Cam77 · 13/03/2020 07:17

@LambriniSocialist
Absolutely. They took firm action to protect the elderly and vulnerable from horrible deaths. Such deaths have thus been been limited to a tiny fraction of their population. Just 3,000 deaths and the infection rate has dropped massively. People there have absolute faith in what the government has done. We had THREE MONTHS to put plans in place and yet here we are shrugging our shoulders and accepting potentially hundreds of thousands of deaths as an acceptable outcome. Fuck them.

thedancingbear · 13/03/2020 07:18

It is scary OP but you need to get things in perspective.

-The death rate being reported of a few percent only looks at diagnosed cases: mainly people ill enough to make it to the doctor or hospital. In most people it just manifests as a nasty seasonal bug. The UK experts are saying a death rate of 0.9%, but that is probably conservative and the data coming out of Korea makes it look like 0.5%

-I'm sure you already realise this but is causing the worst problems in people with pre-existing health conditions and the very elderly (over 80). That's not to say that each death is not a tragedy but the reality is that many of those people will have been in the latter years of their life anyway, and already vulnerable to all kinds of infections and illnesses. it's a marked contrast with the Spanish Flu which often killed young and fit people

-Even if a quarter of the world's population (c 2 billion people) are ultimately infected, that will only kill 0.1% of everyone on the planet or a bit more. If you do the sums that sounds a terrifyingly high number. But bear in mind that around 1% of people will die in a given year anyway (given global life expectancy is somewhere in the 70s).

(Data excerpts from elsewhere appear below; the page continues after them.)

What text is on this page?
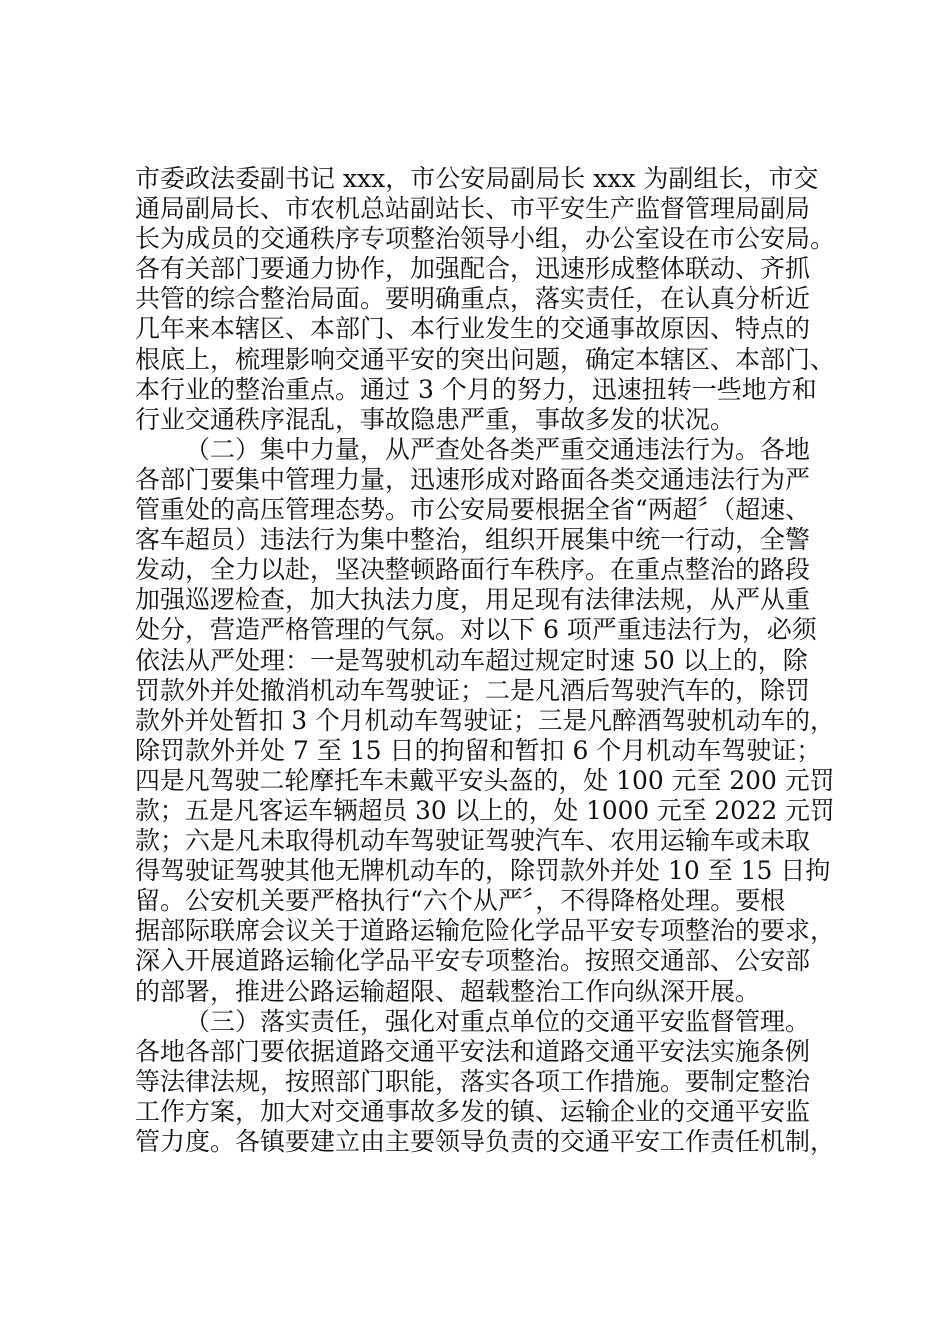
市委政法委副书记 xxx，市公安局副局长 xxx 为副组长，市交
通局副局长、市农机总站副站长、市平安生产监督管理局副局
长为成员的交通秩序专项整治领导小组，办公室设在市公安局。
各有关部门要通力协作，加强配合，迅速形成整体联动、齐抓
共管的综合整治局面。要明确重点，落实责任，在认真分析近
几年来本辖区、本部门、本行业发生的交通事故原因、特点的
根底上，梳理影响交通平安的突出问题，确定本辖区、本部门、
本行业的整治重点。通过 3 个月的努力，迅速扭转一些地方和
行业交通秩序混乱，事故隐患严重，事故多发的状况。
（二）集中力量，从严查处各类严重交通违法行为。各地
各部门要集中管理力量，迅速形成对路面各类交通违法行为严
管重处的高压管理态势。市公安局要根据全省“两超〞（超速、
客车超员）违法行为集中整治，组织开展集中统一行动，全警
发动，全力以赴，坚决整顿路面行车秩序。在重点整治的路段
加强巡逻检查，加大执法力度，用足现有法律法规，从严从重
处分，营造严格管理的气氛。对以下 6 项严重违法行为，必须
依法从严处理：一是驾驶机动车超过规定时速 50 以上的，除
罚款外并处撤消机动车驾驶证；二是凡酒后驾驶汽车的，除罚
款外并处暂扣 3 个月机动车驾驶证；三是凡醉酒驾驶机动车的，
除罚款外并处 7 至 15 日的拘留和暂扣 6 个月机动车驾驶证；
四是凡驾驶二轮摩托车未戴平安头盔的，处 100 元至 200 元罚
款；五是凡客运车辆超员 30 以上的，处 1000 元至 2022 元罚
款；六是凡未取得机动车驾驶证驾驶汽车、农用运输车或未取
得驾驶证驾驶其他无牌机动车的，除罚款外并处 10 至 15 日拘
留。公安机关要严格执行“六个从严〞，不得降格处理。要根
据部际联席会议关于道路运输危险化学品平安专项整治的要求，
深入开展道路运输化学品平安专项整治。按照交通部、公安部
的部署，推进公路运输超限、超载整治工作向纵深开展。
（三）落实责任，强化对重点单位的交通平安监督管理。
各地各部门要依据道路交通平安法和道路交通平安法实施条例
等法律法规，按照部门职能，落实各项工作措施。要制定整治
工作方案，加大对交通事故多发的镇、运输企业的交通平安监
管力度。各镇要建立由主要领导负责的交通平安工作责任机制，
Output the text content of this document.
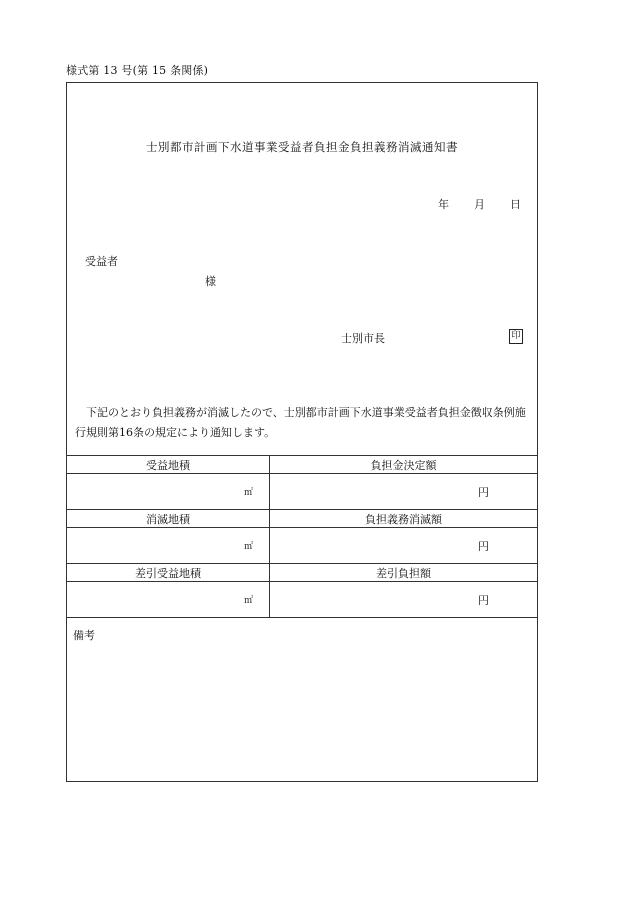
様式第 13 号(第 15 条関係)
士別都市計画下水道事業受益者負担金負担義務消滅通知書
年 月 日
受益者
様
士別市長	印
下記のとおり負担義務が消滅したので、士別都市計画下水道事業受益者負担金徴収条例施行規則第16条の規定により通知します。
受益地積	負担金決定額
㎡	円
消滅地積	負担義務消滅額
㎡	円
差引受益地積	差引負担額
㎡	円
備考
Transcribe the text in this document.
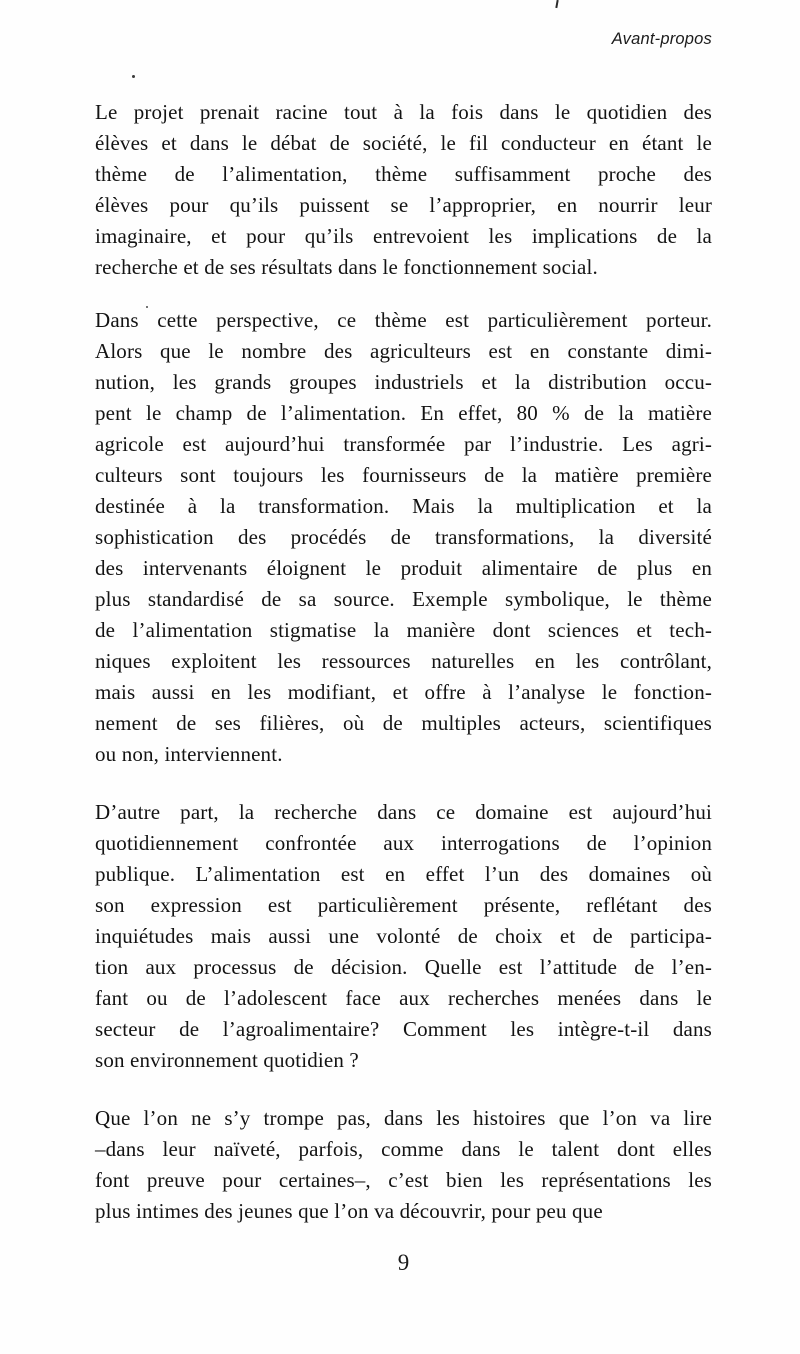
Avant-propos

Le projet prenait racine tout à la fois dans le quotidien des
élèves et dans le débat de société, le fil conducteur en étant le
thème de l’alimentation, thème suffisamment proche des
élèves pour qu’ils puissent se l’approprier, en nourrir leur
imaginaire, et pour qu’ils entrevoient les implications de la
recherche et de ses résultats dans le fonctionnement social.

Dans cette perspective, ce thème est particulièrement porteur.
Alors que le nombre des agriculteurs est en constante dimi-
nution, les grands groupes industriels et la distribution occu-
pent le champ de l’alimentation. En effet, 80 % de la matière
agricole est aujourd’hui transformée par l’industrie. Les agri-
culteurs sont toujours les fournisseurs de la matière première
destinée à la transformation. Mais la multiplication et la
sophistication des procédés de transformations, la diversité
des intervenants éloignent le produit alimentaire de plus en
plus standardisé de sa source. Exemple symbolique, le thème
de l’alimentation stigmatise la manière dont sciences et tech-
niques exploitent les ressources naturelles en les contrôlant,
mais aussi en les modifiant, et offre à l’analyse le fonction-
nement de ses filières, où de multiples acteurs, scientifiques
ou non, interviennent.

D’autre part, la recherche dans ce domaine est aujourd’hui
quotidiennement confrontée aux interrogations de l’opinion
publique. L’alimentation est en effet l’un des domaines où
son expression est particulièrement présente, reflétant des
inquiétudes mais aussi une volonté de choix et de participa-
tion aux processus de décision. Quelle est l’attitude de l’en-
fant ou de l’adolescent face aux recherches menées dans le
secteur de l’agroalimentaire? Comment les intègre-t-il dans
son environnement quotidien ?

Que l’on ne s’y trompe pas, dans les histoires que l’on va lire
–dans leur naïveté, parfois, comme dans le talent dont elles
font preuve pour certaines–, c’est bien les représentations les
plus intimes des jeunes que l’on va découvrir, pour peu que

9
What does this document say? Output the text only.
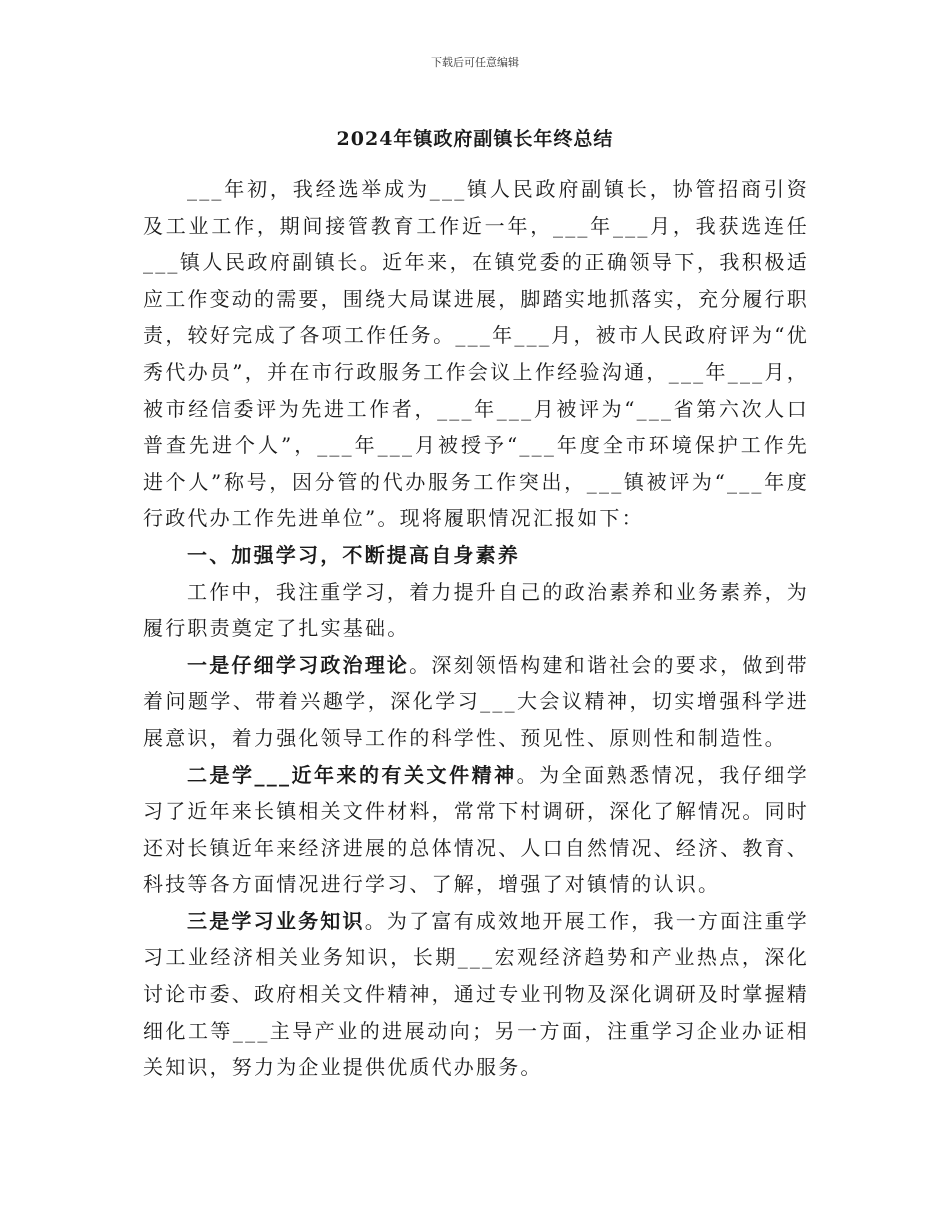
下载后可任意编辑
2024年镇政府副镇长年终总结

___年初，我经选举成为___镇人民政府副镇长，协管招商引资及工业工作，期间接管教育工作近一年，___年___月，我获选连任___镇人民政府副镇长。近年来，在镇党委的正确领导下，我积极适应工作变动的需要，围绕大局谋进展，脚踏实地抓落实，充分履行职责，较好完成了各项工作任务。___年___月，被市人民政府评为“优秀代办员”，并在市行政服务工作会议上作经验沟通，___年___月，被市经信委评为先进工作者，___年___月被评为“___省第六次人口普查先进个人”，___年___月被授予“___年度全市环境保护工作先进个人”称号，因分管的代办服务工作突出，___镇被评为“___年度行政代办工作先进单位”。现将履职情况汇报如下：

一、加强学习，不断提高自身素养

工作中，我注重学习，着力提升自己的政治素养和业务素养，为履行职责奠定了扎实基础。

一是仔细学习政治理论。深刻领悟构建和谐社会的要求，做到带着问题学、带着兴趣学，深化学习___大会议精神，切实增强科学进展意识，着力强化领导工作的科学性、预见性、原则性和制造性。

二是学___近年来的有关文件精神。为全面熟悉情况，我仔细学习了近年来长镇相关文件材料，常常下村调研，深化了解情况。同时还对长镇近年来经济进展的总体情况、人口自然情况、经济、教育、科技等各方面情况进行学习、了解，增强了对镇情的认识。

三是学习业务知识。为了富有成效地开展工作，我一方面注重学习工业经济相关业务知识，长期___宏观经济趋势和产业热点，深化讨论市委、政府相关文件精神，通过专业刊物及深化调研及时掌握精细化工等___主导产业的进展动向；另一方面，注重学习企业办证相关知识，努力为企业提供优质代办服务。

The net effect (and it feels callous to say this, but it seem to me to be accurate) is that you'll probably see a couple of minor 'bulge' years amongst the cohort of people who you'd otherwise expect to die within a given year.

It is scary - I'm scared enough to have gone through the above thought process - but we're a million miles from an apocalypse scenario. Another concern will be what it'll do for the economy, jobs, pensions, but that's a different category of harm, and few people die from receiving a smaller lump sum.

Cam77 · 13/03/2020 07:19

@Loppy10
I’m still waiting for an explanation of why we have seen fewer than 4,000 deaths in China, the centre of the pandemic, but we are told to prepare for a best case scenario of tens of thousands of deaths.
Because China actually took early and aggressive action to contain the virus, whereas our government says our population simply can't be trusted to do that as we would get bored 🤔

Pretty much. It’s treasonous is what it is. Well done to Jeremy Hunt yesterday for effectively saying so.